NUHW members help pass major mental health reform bill

NewsAugust 28, 2020

NUHW’s top priority on this year’s legislative calendar was passed by the State Assembly and State Senate this month and is now heading to the desk of Governor Gavin Newsom.

SB 855, sponsored by Senators Scott Wiener, D-San Francisco and Jim Beall, D-San Jose, would require insurers to cover all forms of mental health and substance use treatment that a patient’s doctor deems “medically necessary” — not just emergency or urgent services that existing federal and state parity laws require insurers to cover. Consequently, Californians would no longer be forced to descend into full crisis before receiving care for mental illness, giving them a better opportunity to move forward with the support they need.

Read this story about how SB 855 would make California a leader in providing coverage for mental illness.
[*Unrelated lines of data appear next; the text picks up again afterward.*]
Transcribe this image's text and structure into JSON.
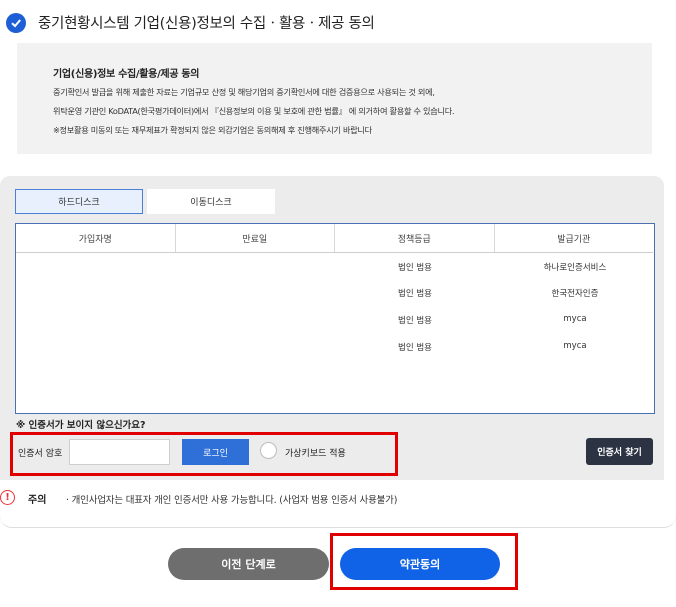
{
  "header": {
    "title": "중기현황시스템 기업(신용)정보의 수집ㆍ활용ㆍ제공 동의",
    "check_icon": "check-circle-icon"
  },
  "notice": {
    "title": "기업(신용)정보 수집/활용/제공 동의",
    "lines": [
      "중기확인서 발급을 위해 제출한 자료는 기업규모 산정 및 해당기업의 중기확인서에 대한 검증용으로 사용되는 것 외에,",
      "위탁운영 기관인 KoDATA(한국평가데이터)에서 『신용정보의 이용 및 보호에 관한 법률』 에 의거하여 활용할 수 있습니다.",
      "※정보활용 미동의 또는 재무제표가 확정되지 않은 외감기업은 동의해제 후 진행해주시기 바랍니다"
    ]
  },
  "tabs": [
    {
      "label": "하드디스크",
      "active": true
    },
    {
      "label": "이동디스크",
      "active": false
    }
  ],
  "cert_table": {
    "columns": [
      "가입자명",
      "만료일",
      "정책등급",
      "발급기관"
    ],
    "rows": [
      {
        "name": "",
        "expiry": "",
        "type": "법인 범용",
        "issuer": "하나로인증서비스"
      },
      {
        "name": "",
        "expiry": "",
        "type": "법인 범용",
        "issuer": "한국전자인증"
      },
      {
        "name": "",
        "expiry": "",
        "type": "법인 범용",
        "issuer": "myca"
      },
      {
        "name": "",
        "expiry": "",
        "type": "법인 범용",
        "issuer": "myca"
      }
    ]
  },
  "not_found_text": "※ 인증서가 보이지 않으신가요?",
  "login": {
    "password_label": "인증서 암호",
    "password_value": "",
    "login_button": "로그인",
    "virtual_keyboard_label": "가상키보드 적용",
    "virtual_keyboard_checked": false,
    "find_cert_button": "인증서 찾기"
  },
  "warning": {
    "icon": "exclamation-circle-icon",
    "label": "주의",
    "text": "· 개인사업자는 대표자 개인 인증서만 사용 가능합니다. (사업자 범용 인증서 사용불가)"
  },
  "footer": {
    "prev_button": "이전 단계로",
    "agree_button": "약관동의"
  },
  "colors": {
    "primary_blue": "#1062e6",
    "login_blue": "#2f6fd8",
    "highlight_red": "#e00000",
    "dark_button": "#2c3444",
    "gray_button": "#6e6e6e"
  }
}
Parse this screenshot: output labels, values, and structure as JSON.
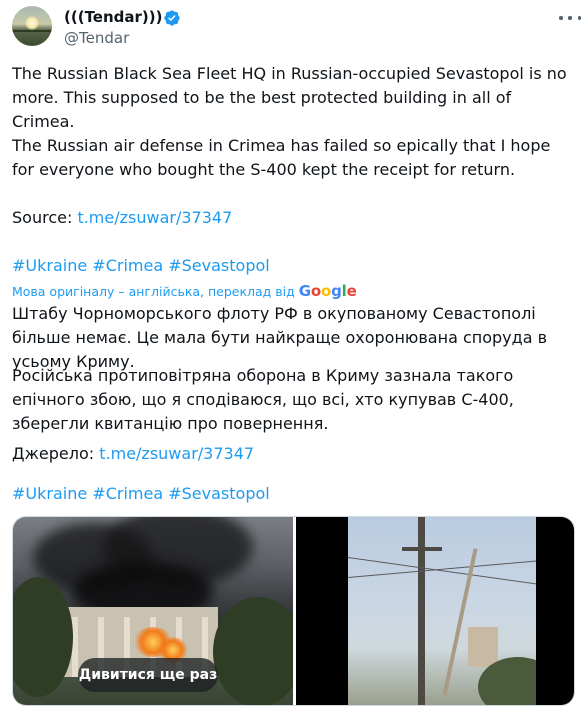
{
  "author": {
    "display_name": "(((Tendar)))",
    "handle": "@Tendar",
    "verified": true,
    "avatar_icon": "sunrise-field-avatar"
  },
  "tweet": {
    "paragraph_1": "The Russian Black Sea Fleet HQ in Russian-occupied Sevastopol is no more. This supposed to be the best protected building in all of Crimea.",
    "paragraph_2": "The Russian air defense in Crimea has failed so epically that I hope for everyone who bought the S-400 kept the receipt for return.",
    "source_label": "Source: ",
    "source_link": "t.me/zsuwar/37347",
    "hashtags": [
      "#Ukraine",
      "#Crimea",
      "#Sevastopol"
    ]
  },
  "translation": {
    "notice": "Мова оригіналу – англійська, переклад від ",
    "provider": "Google",
    "paragraph_1": "Штабу Чорноморського флоту РФ в окупованому Севастополі більше немає. Це мала бути найкраще охоронювана споруда в усьому Криму.",
    "paragraph_2": "Російська протиповітряна оборона в Криму зазнала такого епічного збою, що я сподіваюся, що всі, хто купував С-400, зберегли квитанцію про повернення.",
    "source_label": "Джерело: ",
    "source_link": "t.me/zsuwar/37347",
    "hashtags": [
      "#Ukraine",
      "#Crimea",
      "#Sevastopol"
    ]
  },
  "media": {
    "replay_label": "Дивитися ще раз"
  },
  "colors": {
    "link": "#1d9bf0",
    "text": "#0f1419",
    "secondary": "#536471"
  }
}
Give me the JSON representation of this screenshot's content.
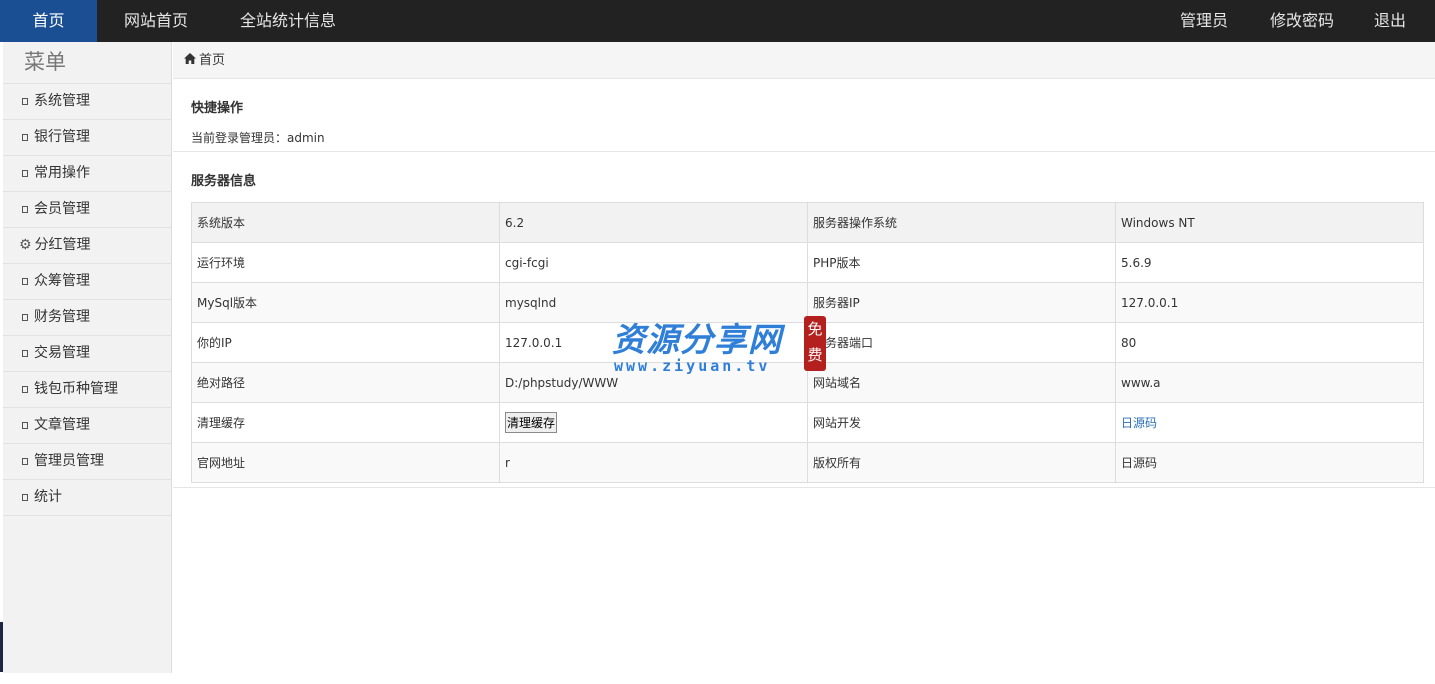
{
  "topbar": {
    "nav_left": [
      "首页",
      "网站首页",
      "全站统计信息"
    ],
    "nav_right": [
      "管理员",
      "修改密码",
      "退出"
    ]
  },
  "sidebar": {
    "title": "菜单",
    "items": [
      {
        "label": "系统管理",
        "icon": "square-icon"
      },
      {
        "label": "银行管理",
        "icon": "square-icon"
      },
      {
        "label": "常用操作",
        "icon": "square-icon"
      },
      {
        "label": "会员管理",
        "icon": "square-icon"
      },
      {
        "label": "分红管理",
        "icon": "gear-icon"
      },
      {
        "label": "众筹管理",
        "icon": "square-icon"
      },
      {
        "label": "财务管理",
        "icon": "square-icon"
      },
      {
        "label": "交易管理",
        "icon": "square-icon"
      },
      {
        "label": "钱包币种管理",
        "icon": "square-icon"
      },
      {
        "label": "文章管理",
        "icon": "square-icon"
      },
      {
        "label": "管理员管理",
        "icon": "square-icon"
      },
      {
        "label": "统计",
        "icon": "square-icon"
      }
    ]
  },
  "breadcrumb": {
    "icon": "home-icon",
    "label": "首页"
  },
  "quick": {
    "title": "快捷操作",
    "login_text": "当前登录管理员：admin"
  },
  "server": {
    "title": "服务器信息",
    "rows": [
      [
        "系统版本",
        "6.2",
        "服务器操作系统",
        "Windows NT"
      ],
      [
        "运行环境",
        "cgi-fcgi",
        "PHP版本",
        "5.6.9"
      ],
      [
        "MySql版本",
        "mysqlnd",
        "服务器IP",
        "127.0.0.1"
      ],
      [
        "你的IP",
        "127.0.0.1",
        "服务器端口",
        "80"
      ],
      [
        "绝对路径",
        "D:/phpstudy/WWW",
        "网站域名",
        "www.a"
      ],
      [
        "清理缓存",
        "清理缓存",
        "网站开发",
        "日源码"
      ],
      [
        "官网地址",
        "r",
        "版权所有",
        "日源码"
      ]
    ]
  },
  "watermark": {
    "text": "资源分享网",
    "url": "www.ziyuan.tv",
    "seal": "免费"
  },
  "colors": {
    "topbar": "#222222",
    "active_nav": "#1b4f94",
    "link": "#2a6fb5"
  }
}
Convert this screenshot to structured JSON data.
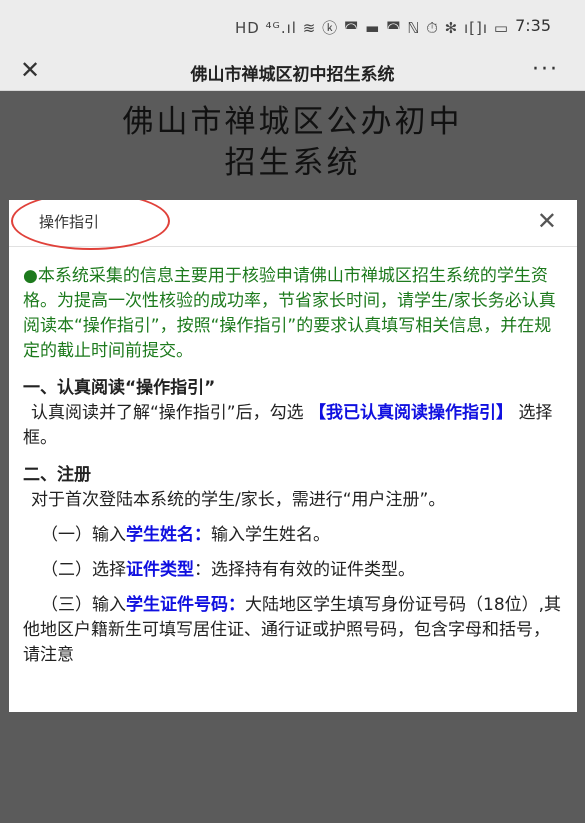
{
  "status_bar": {
    "icons": "HD ⁴ᴳ.ıl ≋ ⓚ ◚ ▬ ◚  ℕ ⏱ ✻ ı[]ı ▭",
    "time": "7:35"
  },
  "nav": {
    "close_symbol": "✕",
    "title": "佛山市禅城区初中招生系统",
    "more_symbol": "···"
  },
  "page": {
    "title_line1": "佛山市禅城区公办初中",
    "title_line2": "招生系统"
  },
  "modal": {
    "title": "操作指引",
    "close_symbol": "✕",
    "intro": "●本系统采集的信息主要用于核验申请佛山市禅城区招生系统的学生资格。为提高一次性核验的成功率，节省家长时间，请学生/家长务必认真阅读本“操作指引”，按照“操作指引”的要求认真填写相关信息，并在规定的截止时间前提交。",
    "section1_heading": "一、认真阅读“操作指引”",
    "section1_text": "认真阅读并了解“操作指引”后，勾选",
    "section1_highlight": "【我已认真阅读操作指引】",
    "section1_suffix": "选择框。",
    "section2_heading": "二、注册",
    "section2_text": "对于首次登陆本系统的学生/家长，需进行“用户注册”。",
    "item1_prefix": "（一）输入",
    "item1_highlight": "学生姓名：",
    "item1_text": "输入学生姓名。",
    "item2_prefix": "（二）选择",
    "item2_highlight": "证件类型",
    "item2_text": "：选择持有有效的证件类型。",
    "item3_prefix": "（三）输入",
    "item3_highlight": "学生证件号码：",
    "item3_text": "大陆地区学生填写身份证号码（18位）,其他地区户籍新生可填写居住证、通行证或护照号码，包含字母和括号，请注意"
  }
}
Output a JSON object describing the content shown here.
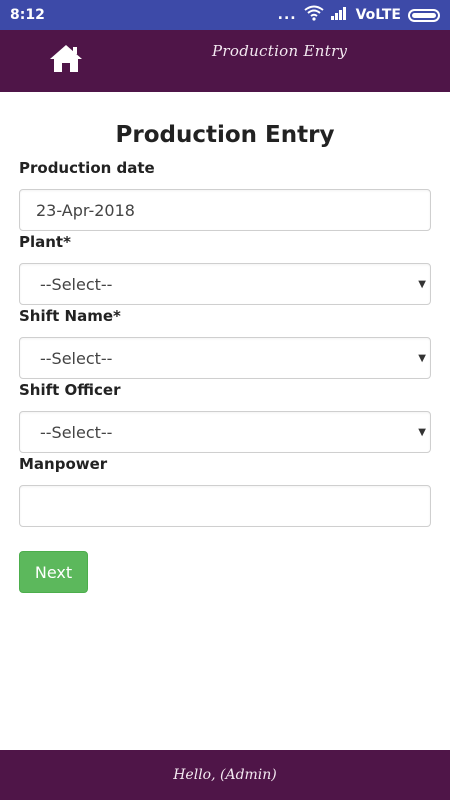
{
  "status_bar": {
    "time": "8:12",
    "dots": "...",
    "network": "VoLTE",
    "background": "#3d4aa8"
  },
  "header": {
    "title": "Production Entry",
    "home_icon": "home-icon",
    "background": "#4f1548"
  },
  "form": {
    "title": "Production Entry",
    "fields": [
      {
        "label": "Production date",
        "value": "23-Apr-2018",
        "type": "text"
      },
      {
        "label": "Plant*",
        "value": "--Select--",
        "type": "select"
      },
      {
        "label": "Shift Name*",
        "value": "--Select--",
        "type": "select"
      },
      {
        "label": "Shift Officer",
        "value": "--Select--",
        "type": "select"
      },
      {
        "label": "Manpower",
        "value": "",
        "type": "text"
      }
    ],
    "next_label": "Next",
    "next_color": "#5cb85c"
  },
  "footer": {
    "text": "Hello, (Admin)"
  }
}
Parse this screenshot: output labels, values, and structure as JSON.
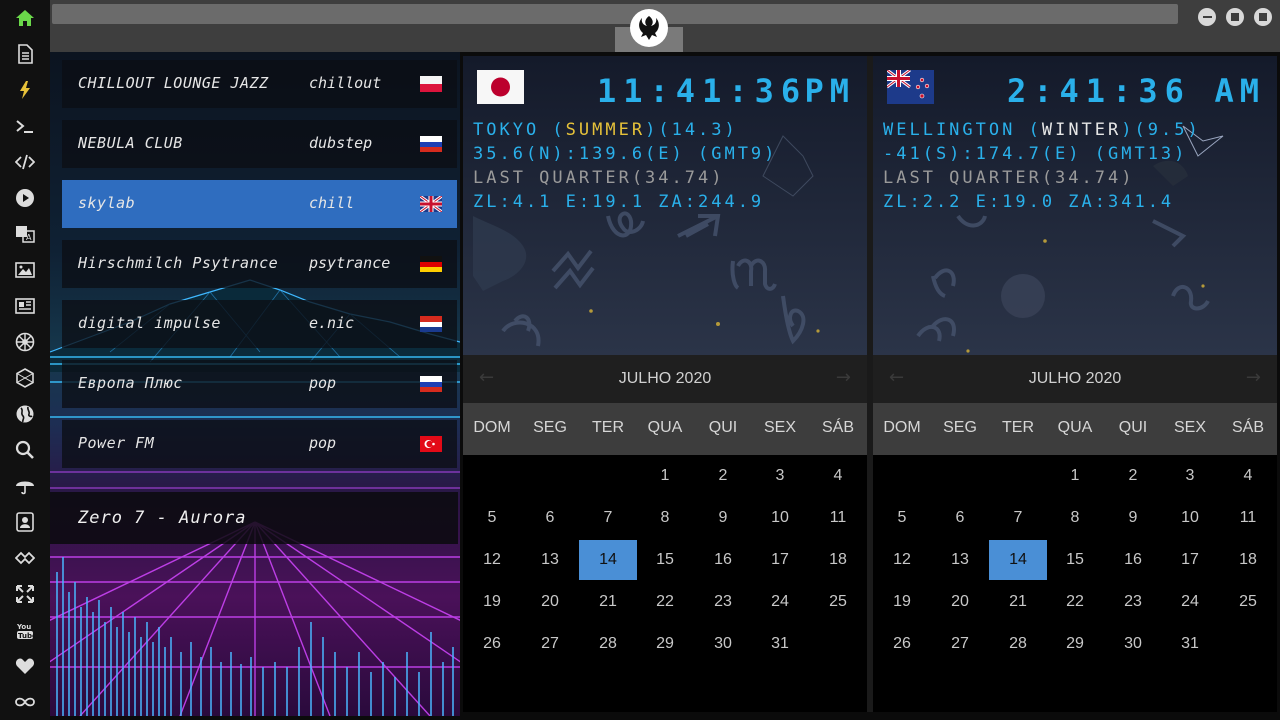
{
  "sidebar": {
    "icons": [
      "home-icon",
      "file-icon",
      "bolt-icon",
      "terminal-icon",
      "code-icon",
      "play-icon",
      "translate-icon",
      "image-icon",
      "newspaper-icon",
      "empire-icon",
      "hexagon-icon",
      "globe-icon",
      "search-icon",
      "umbrella-icon",
      "contact-card-icon",
      "shake-icon",
      "expand-icon",
      "youtube-icon",
      "heart-icon",
      "infinity-icon"
    ],
    "accent": "#6ad84a"
  },
  "topbar": {
    "logo": "rebel-alliance-icon"
  },
  "radio": {
    "stations": [
      {
        "name": "CHILLOUT LOUNGE JAZZ",
        "genre": "chillout",
        "flag": "poland"
      },
      {
        "name": "NEBULA CLUB",
        "genre": "dubstep",
        "flag": "russia"
      },
      {
        "name": "skylab",
        "genre": "chill",
        "flag": "uk"
      },
      {
        "name": "Hirschmilch Psytrance",
        "genre": "psytrance",
        "flag": "germany"
      },
      {
        "name": "digital impulse",
        "genre": "e.nic",
        "flag": "croatia"
      },
      {
        "name": "Европа Плюс",
        "genre": "pop",
        "flag": "russia"
      },
      {
        "name": "Power FM",
        "genre": "pop",
        "flag": "turkey"
      }
    ],
    "now_playing": "Zero 7 - Aurora"
  },
  "clocks": [
    {
      "flag": "japan",
      "time": "11:41:36",
      "ampm": "PM",
      "city": "TOKYO",
      "season": "SUMMER",
      "temp": "14.3",
      "coords": "35.6(N):139.6(E) (GMT9)",
      "moon": "LAST QUARTER(34.74)",
      "zone": "ZL:4.1 E:19.1 ZA:244.9"
    },
    {
      "flag": "new-zealand",
      "time": "2:41:36",
      "ampm": "AM",
      "city": "WELLINGTON",
      "season": "WINTER",
      "temp": "9.5",
      "coords": "-41(S):174.7(E) (GMT13)",
      "moon": "LAST QUARTER(34.74)",
      "zone": "ZL:2.2 E:19.0 ZA:341.4"
    }
  ],
  "calendar": {
    "month": "JULHO 2020",
    "weekdays": [
      "DOM",
      "SEG",
      "TER",
      "QUA",
      "QUI",
      "SEX",
      "SÁB"
    ],
    "weeks": [
      [
        "",
        "",
        "",
        "1",
        "2",
        "3",
        "4"
      ],
      [
        "5",
        "6",
        "7",
        "8",
        "9",
        "10",
        "11"
      ],
      [
        "12",
        "13",
        "14",
        "15",
        "16",
        "17",
        "18"
      ],
      [
        "19",
        "20",
        "21",
        "22",
        "23",
        "24",
        "25"
      ],
      [
        "26",
        "27",
        "28",
        "29",
        "30",
        "31",
        ""
      ]
    ],
    "today": "14",
    "today_color": "#4a8fd6"
  }
}
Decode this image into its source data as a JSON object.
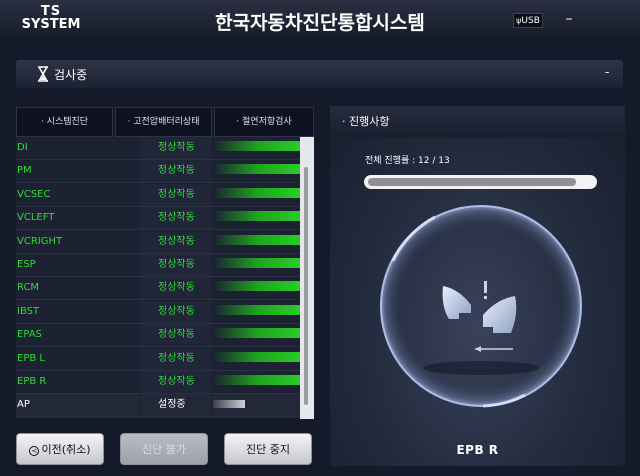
{
  "titlebar": {
    "logo_line1": "TS",
    "logo_line2": "SYSTEM",
    "title": "한국자동차진단통합시스템",
    "usb_label": "USB",
    "minimize_label": "–"
  },
  "status": {
    "text": "검사중",
    "collapse_label": "-"
  },
  "tabs": [
    "· 시스템진단",
    "· 고전압배터리상태",
    "· 절연저항검사"
  ],
  "table_rows": [
    {
      "name": "DI",
      "status": "정상작동",
      "progress_fraction": 1.0,
      "state": "ok"
    },
    {
      "name": "PM",
      "status": "정상작동",
      "progress_fraction": 1.0,
      "state": "ok"
    },
    {
      "name": "VCSEC",
      "status": "정상작동",
      "progress_fraction": 1.0,
      "state": "ok"
    },
    {
      "name": "VCLEFT",
      "status": "정상작동",
      "progress_fraction": 1.0,
      "state": "ok"
    },
    {
      "name": "VCRIGHT",
      "status": "정상작동",
      "progress_fraction": 1.0,
      "state": "ok"
    },
    {
      "name": "ESP",
      "status": "정상작동",
      "progress_fraction": 1.0,
      "state": "ok"
    },
    {
      "name": "RCM",
      "status": "정상작동",
      "progress_fraction": 1.0,
      "state": "ok"
    },
    {
      "name": "IBST",
      "status": "정상작동",
      "progress_fraction": 1.0,
      "state": "ok"
    },
    {
      "name": "EPAS",
      "status": "정상작동",
      "progress_fraction": 1.0,
      "state": "ok"
    },
    {
      "name": "EPB L",
      "status": "정상작동",
      "progress_fraction": 1.0,
      "state": "ok"
    },
    {
      "name": "EPB R",
      "status": "정상작동",
      "progress_fraction": 1.0,
      "state": "ok"
    },
    {
      "name": "AP",
      "status": "설정중",
      "progress_fraction": 0.3,
      "state": "pending"
    }
  ],
  "buttons": {
    "prev_icon": "<",
    "prev_label": "이전(취소)",
    "retry_label": "진단 불가",
    "stop_label": "진단 중지"
  },
  "progress_panel": {
    "header": "· 진행사항",
    "progress_text": "전체 진행률 : 12 / 13",
    "done": 12,
    "total": 13,
    "current_item": "EPB R"
  },
  "colors": {
    "ok_text": "#2fd93a",
    "bar_green": "#2bd82b",
    "background": "#141a2a"
  },
  "icons": {
    "hourglass": "hourglass-icon",
    "usb": "usb-icon",
    "caliper": "brake-caliper-icon",
    "warning": "warning-icon"
  }
}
NUHW’s political organizers have helped defeat attempts by the insurance industry to weaken the bill, and Kaiser clinicians have written to their legislators or met with their legislators’ top policy advisors to advocate on behalf the bill.

“It’s exciting to see the bill pass both the Assembly and State Senate, knowing that we played a part in making it happen,” said Susan Whitney, a therapist in Bakersfield who participated in a Zoom call with a legislative aide for Assemblymember Adrin Nazarian, D-Los Angeles. “We’ve been fighting for so long for our patients to have the same access to mental health care as they would for any physical ailment — and this bill becoming law would be an important step forward.

The fate of SB 855 will soon rest with Gov. Newsom once the Senate and Assembly reconcile their two slightly different versions of the bill.

In addition to NUHW, the bill is backed by the Steinberg Institute and the Kennedy Forum. It was drafted in response to a federal court case that found United Behavioral Health used flawed medical necessity criteria that was inconsistent with generally accepted standards of behavioral health care to wrongly deny coverage for medically necessary mental health and addiction treatment.